According to the suit, shortly after Ahr’s death, Ortega tweeted: “I’ve been expecting this call for a year. Mother fuck.”

Much of the lawsuit pulls from David Peisner’s Rolling Stone feature on Lil Peep’s final days. In that story, Stennett denied that she gave Ahr pills. She also claimed she didn’t know what kind of drugs people were using on the bus, and that she and Ortega repeatedly encouraged Peep to seek counseling.

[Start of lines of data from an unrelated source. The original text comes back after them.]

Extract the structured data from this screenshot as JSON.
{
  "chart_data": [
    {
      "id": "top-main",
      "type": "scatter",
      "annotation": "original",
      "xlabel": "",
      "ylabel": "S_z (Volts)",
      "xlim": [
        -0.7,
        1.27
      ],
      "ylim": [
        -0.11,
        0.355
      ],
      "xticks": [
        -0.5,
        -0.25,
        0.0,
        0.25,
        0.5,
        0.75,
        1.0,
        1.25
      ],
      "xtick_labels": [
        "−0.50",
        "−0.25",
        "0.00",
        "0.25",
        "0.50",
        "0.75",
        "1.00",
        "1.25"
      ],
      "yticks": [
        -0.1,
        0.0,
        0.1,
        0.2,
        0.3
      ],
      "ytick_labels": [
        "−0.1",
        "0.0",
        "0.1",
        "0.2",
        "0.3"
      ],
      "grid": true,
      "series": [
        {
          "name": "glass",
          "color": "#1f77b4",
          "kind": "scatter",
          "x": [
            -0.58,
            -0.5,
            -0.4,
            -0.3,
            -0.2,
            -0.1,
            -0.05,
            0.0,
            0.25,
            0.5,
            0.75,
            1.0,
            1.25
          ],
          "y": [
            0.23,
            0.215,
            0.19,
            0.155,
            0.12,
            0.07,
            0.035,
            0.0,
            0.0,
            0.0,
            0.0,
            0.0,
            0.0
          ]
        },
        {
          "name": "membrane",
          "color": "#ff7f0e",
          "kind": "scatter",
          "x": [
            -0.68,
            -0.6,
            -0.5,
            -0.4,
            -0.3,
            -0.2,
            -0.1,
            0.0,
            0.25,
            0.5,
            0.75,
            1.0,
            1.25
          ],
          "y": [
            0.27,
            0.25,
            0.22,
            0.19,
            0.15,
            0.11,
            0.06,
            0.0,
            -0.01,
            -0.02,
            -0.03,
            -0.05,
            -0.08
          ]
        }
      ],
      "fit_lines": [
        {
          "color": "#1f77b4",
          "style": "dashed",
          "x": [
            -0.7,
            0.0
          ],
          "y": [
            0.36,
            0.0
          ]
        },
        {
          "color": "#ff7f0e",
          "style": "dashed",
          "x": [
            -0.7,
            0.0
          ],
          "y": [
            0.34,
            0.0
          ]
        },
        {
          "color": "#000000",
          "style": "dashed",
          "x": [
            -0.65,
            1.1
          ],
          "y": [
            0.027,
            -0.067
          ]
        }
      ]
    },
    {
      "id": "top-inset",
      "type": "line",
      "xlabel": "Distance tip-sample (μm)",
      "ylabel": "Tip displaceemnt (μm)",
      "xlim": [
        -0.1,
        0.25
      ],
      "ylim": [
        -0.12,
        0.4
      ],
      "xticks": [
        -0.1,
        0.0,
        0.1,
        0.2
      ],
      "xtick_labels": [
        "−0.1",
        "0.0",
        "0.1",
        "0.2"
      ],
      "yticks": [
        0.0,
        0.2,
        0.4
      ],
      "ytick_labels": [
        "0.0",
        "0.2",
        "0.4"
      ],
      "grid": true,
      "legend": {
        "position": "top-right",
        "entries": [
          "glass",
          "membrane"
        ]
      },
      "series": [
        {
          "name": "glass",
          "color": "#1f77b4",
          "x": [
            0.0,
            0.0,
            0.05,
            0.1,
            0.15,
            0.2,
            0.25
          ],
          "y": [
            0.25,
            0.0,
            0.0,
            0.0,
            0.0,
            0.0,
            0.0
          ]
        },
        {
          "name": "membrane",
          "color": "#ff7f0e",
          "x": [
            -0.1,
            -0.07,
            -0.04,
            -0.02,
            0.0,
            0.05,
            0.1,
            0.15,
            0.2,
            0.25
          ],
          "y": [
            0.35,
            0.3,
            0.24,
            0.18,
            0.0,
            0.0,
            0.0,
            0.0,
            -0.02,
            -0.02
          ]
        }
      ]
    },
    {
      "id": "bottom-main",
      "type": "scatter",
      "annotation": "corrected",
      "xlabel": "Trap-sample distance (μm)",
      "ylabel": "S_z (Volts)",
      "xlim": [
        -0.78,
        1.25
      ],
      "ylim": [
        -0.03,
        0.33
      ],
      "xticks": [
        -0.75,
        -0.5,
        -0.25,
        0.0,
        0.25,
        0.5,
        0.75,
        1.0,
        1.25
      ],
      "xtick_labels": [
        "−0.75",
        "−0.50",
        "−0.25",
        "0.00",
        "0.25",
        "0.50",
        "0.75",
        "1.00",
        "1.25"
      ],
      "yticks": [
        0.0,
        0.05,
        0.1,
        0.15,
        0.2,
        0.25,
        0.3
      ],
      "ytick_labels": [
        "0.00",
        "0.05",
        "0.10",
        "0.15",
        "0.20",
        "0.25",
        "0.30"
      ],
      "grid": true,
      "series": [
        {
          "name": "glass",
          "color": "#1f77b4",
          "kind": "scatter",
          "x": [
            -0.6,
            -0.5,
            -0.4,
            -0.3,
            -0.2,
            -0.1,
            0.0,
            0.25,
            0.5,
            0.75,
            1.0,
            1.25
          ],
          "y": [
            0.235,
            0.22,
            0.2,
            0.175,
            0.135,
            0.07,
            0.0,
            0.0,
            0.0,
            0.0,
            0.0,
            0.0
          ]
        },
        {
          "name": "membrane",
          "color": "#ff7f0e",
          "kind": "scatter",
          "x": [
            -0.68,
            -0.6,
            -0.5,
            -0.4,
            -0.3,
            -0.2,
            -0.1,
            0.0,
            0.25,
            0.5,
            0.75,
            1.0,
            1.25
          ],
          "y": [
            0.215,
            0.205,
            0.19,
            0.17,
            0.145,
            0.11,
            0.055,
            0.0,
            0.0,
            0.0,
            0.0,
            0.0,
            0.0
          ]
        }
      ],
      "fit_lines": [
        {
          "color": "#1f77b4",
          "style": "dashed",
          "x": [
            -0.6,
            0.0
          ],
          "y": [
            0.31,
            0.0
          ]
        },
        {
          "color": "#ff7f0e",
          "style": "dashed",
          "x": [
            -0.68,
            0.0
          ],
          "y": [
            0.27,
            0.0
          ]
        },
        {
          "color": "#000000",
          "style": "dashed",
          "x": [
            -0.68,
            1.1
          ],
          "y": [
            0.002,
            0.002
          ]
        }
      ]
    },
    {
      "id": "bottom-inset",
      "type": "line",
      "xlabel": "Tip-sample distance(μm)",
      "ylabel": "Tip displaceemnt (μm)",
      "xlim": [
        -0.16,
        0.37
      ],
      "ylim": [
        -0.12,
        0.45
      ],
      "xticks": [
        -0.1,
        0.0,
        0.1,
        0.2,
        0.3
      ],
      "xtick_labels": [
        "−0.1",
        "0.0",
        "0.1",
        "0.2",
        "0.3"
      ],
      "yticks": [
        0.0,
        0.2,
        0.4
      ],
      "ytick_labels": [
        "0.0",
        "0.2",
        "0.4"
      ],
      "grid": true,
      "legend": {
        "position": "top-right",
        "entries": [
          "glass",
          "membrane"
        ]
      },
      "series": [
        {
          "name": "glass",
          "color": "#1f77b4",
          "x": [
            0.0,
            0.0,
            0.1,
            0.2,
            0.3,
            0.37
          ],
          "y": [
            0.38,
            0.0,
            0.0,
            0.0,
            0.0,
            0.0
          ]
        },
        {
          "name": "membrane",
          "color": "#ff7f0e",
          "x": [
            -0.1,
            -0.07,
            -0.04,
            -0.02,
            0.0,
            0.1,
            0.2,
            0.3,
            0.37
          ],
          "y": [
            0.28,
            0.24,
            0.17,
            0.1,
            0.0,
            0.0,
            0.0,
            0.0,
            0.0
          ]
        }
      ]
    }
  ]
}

Much of the case will hinge on whether or not Womack can prove that First Access Entertainment purposefully facilitated Peep’s drug use, or that they had an obligation to look out for him and did not adequately do so. While Womack’s lawyer Paul A. Matiasic acknowledged that Lil Peep “had a role” in his own death, he said that “evaluating the legal responsibility for someone’s untimely death … is not a binary decision.” He argued that First Access had the power, influence and control over Lil Peep’s career and that, “There are duties associated with having that type of control.”

Read First Access Entertainment’s full statement:

Lil Peep’s death from an accidental drug overdose was a terrible tragedy. However, the claim that First Access Entertainment, any of its employees, or Chase Ortega, or anyone else under our auspices was somehow responsible for, complicit in, or contributed to his death is categorically untrue. In fact, we consistently encouraged Peep to stop abusing drugs and to distance himself from the negative influence of the drug users and enablers with whom he chose to associate.

It is extremely disappointing that Peep’s mother would file this meritless lawsuit, since she is well aware of the numerous efforts made by First Access and Chase Ortega to steer her son away from his concerning lifestyle choices.  Unfortunately, in spite of our best efforts, he was an adult who made his own decisions and opted to follow a different, more destructive path.  

After comprehensively reviewing the facts, the Medical Examiner ruled that Peep’s death was accidental; likewise, the Tucson Police Department conducted a thorough investigation and concluded that his death was the result of an accidental overdose. 

While First Access is deeply saddened by Lil Peep’s untimely death, we will not hesitate to defend ourselves against this groundless and offensive lawsuit. We look forward to its swift dismissal.